NHS Digital Strategy: Ambition, Investment and the Persistent Delivery Gap
- AdamH
- 1 hour ago
- 2 min read
The Strategic Arc
NHS digital strategy since 2014 follows a recognisable pattern: each iteration resets targets that the previous one missed, with progressively larger funding commitments and progressively shorter declared timescales. The headline target in 2014 was a "paperless" NHS by 2018. By 2024 the Darzi Review concluded the NHS remains "in the foothills of digital transformation."
Key milestones: 2014 — digital strategy launched, paperless NHS by 2018 announced. 2018 — paperless target missed. 2019 — NHSX established; NHS Long-Term Plan published. 2020 — NAO audit finds the track record "poor" and estimates up to £8.1bn needed 2019–2024. 2022 — DHSC Plan for Digital Health and Social Care, the most comprehensive digital strategy to date. 2023 — FDP contract awarded to Palantir-led consortium. 2024 — Darzi Review.

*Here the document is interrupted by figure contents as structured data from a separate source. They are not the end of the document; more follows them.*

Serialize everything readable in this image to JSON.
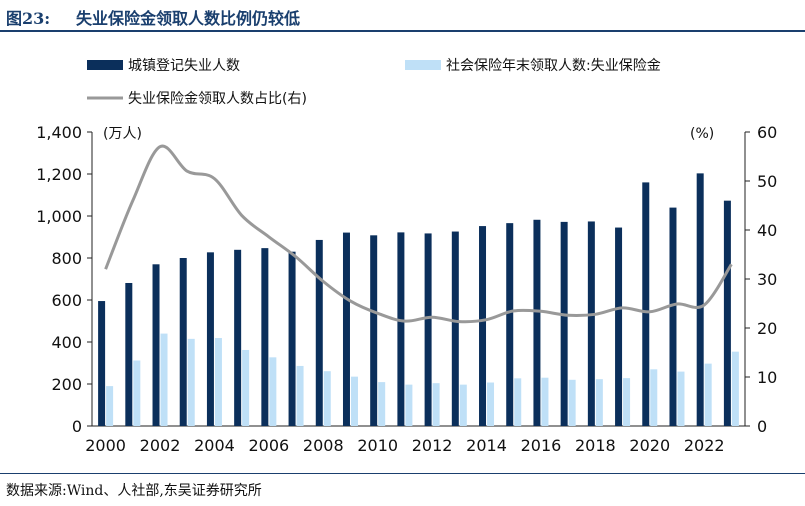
{
  "figure": {
    "number": "图23:",
    "title": "失业保险金领取人数比例仍较低",
    "source": "数据来源:Wind、人社部,东吴证券研究所"
  },
  "colors": {
    "navy": "#0b2f5b",
    "light": "#bfe0f7",
    "line": "#999999",
    "title": "#1a3f6e"
  },
  "chart_data": {
    "type": "bar",
    "title": "失业保险金领取人数比例仍较低",
    "categories": [
      "2000",
      "2001",
      "2002",
      "2003",
      "2004",
      "2005",
      "2006",
      "2007",
      "2008",
      "2009",
      "2010",
      "2011",
      "2012",
      "2013",
      "2014",
      "2015",
      "2016",
      "2017",
      "2018",
      "2019",
      "2020",
      "2021",
      "2022",
      "2023"
    ],
    "x_tick_labels": [
      "2000",
      "2002",
      "2004",
      "2006",
      "2008",
      "2010",
      "2012",
      "2014",
      "2016",
      "2018",
      "2020",
      "2022"
    ],
    "left_unit": "(万人)",
    "right_unit": "(%)",
    "ylim_left": [
      0,
      1400
    ],
    "yticks_left": [
      "0",
      "200",
      "400",
      "600",
      "800",
      "1,000",
      "1,200",
      "1,400"
    ],
    "ylim_right": [
      0,
      60
    ],
    "yticks_right": [
      "0",
      "10",
      "20",
      "30",
      "40",
      "50",
      "60"
    ],
    "series": [
      {
        "name": "城镇登记失业人数",
        "type": "bar",
        "axis": "left",
        "values": [
          595,
          681,
          770,
          800,
          827,
          839,
          847,
          830,
          886,
          921,
          908,
          922,
          917,
          926,
          952,
          966,
          982,
          972,
          974,
          945,
          1160,
          1040,
          1203,
          1073
        ]
      },
      {
        "name": "社会保险年末领取人数:失业保险金",
        "type": "bar",
        "axis": "left",
        "values": [
          190,
          312,
          440,
          415,
          419,
          362,
          327,
          286,
          261,
          235,
          209,
          197,
          204,
          197,
          207,
          227,
          230,
          220,
          223,
          228,
          270,
          259,
          297,
          354
        ]
      },
      {
        "name": "失业保险金领取人数占比(右)",
        "type": "line",
        "axis": "right",
        "values": [
          32,
          46,
          57,
          52,
          50.5,
          43,
          38.6,
          34.5,
          29.5,
          25.5,
          23,
          21.4,
          22.2,
          21.3,
          21.7,
          23.5,
          23.4,
          22.6,
          22.8,
          24.1,
          23.3,
          24.9,
          24.7,
          33
        ]
      }
    ]
  }
}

Key Targets from the 2022 Plan
The DHSC 2022 Plan set: 90% of NHS trusts with EPRs by December 2023; 100% by March 2025; 80% of CQC-registered social care providers with digital records by March 2024; all ICSs meeting What Good Looks Like digital maturity standard by March 2025; 75% of adults registered on NHS App by March 2024; virtual wards at 40–50 beds per 100,000 population by March 2024; and 10,500 additional DDaT full-time staff posts by March 2025.
Investment Scale
The financial scale of NHS digital ambition has grown substantially: £8.1bn — NAO (2020) estimate of total investment required 2019–2024; approximately £2bn — multi-year funding to ICSs for EPRs and digital foundations; £150m — social care digital transformation (described as "the first time we have provided central investment on this scale for digitising social care"); £480m — Federated Data Platform contract. The original NPfIT cost approximately £9.8bn before cancellation in 2011. The current programme's cumulative spend is approaching that order of magnitude.
The NAO Assessment
The NAO (2020) found the track record "poor"; estimated £8.1bn needed when government had no reliable understanding of the total; concluded governance arrangements "remain confused"; and assessed that "we are not convinced that all the lessons are being applied now" in relation to the six NPfIT failure causes identified by the Wachter Review. Unless these issues are addressed more effectively than previously, the department is "unlikely to achieve value for money."
Social Care Digital Transformation
The 2022 Plan's £150m social care commitment is 150 times larger than the £1m total of the 2019 Local Investment Programme. The LIP's mandate was to test what digital innovation might look like in social care; the 2022 Plan's mandate is to deploy it at national scale. Extension of What Good Looks Like to social care from September 2022 provided, for the first time, a national digital maturity standard applicable to the sector.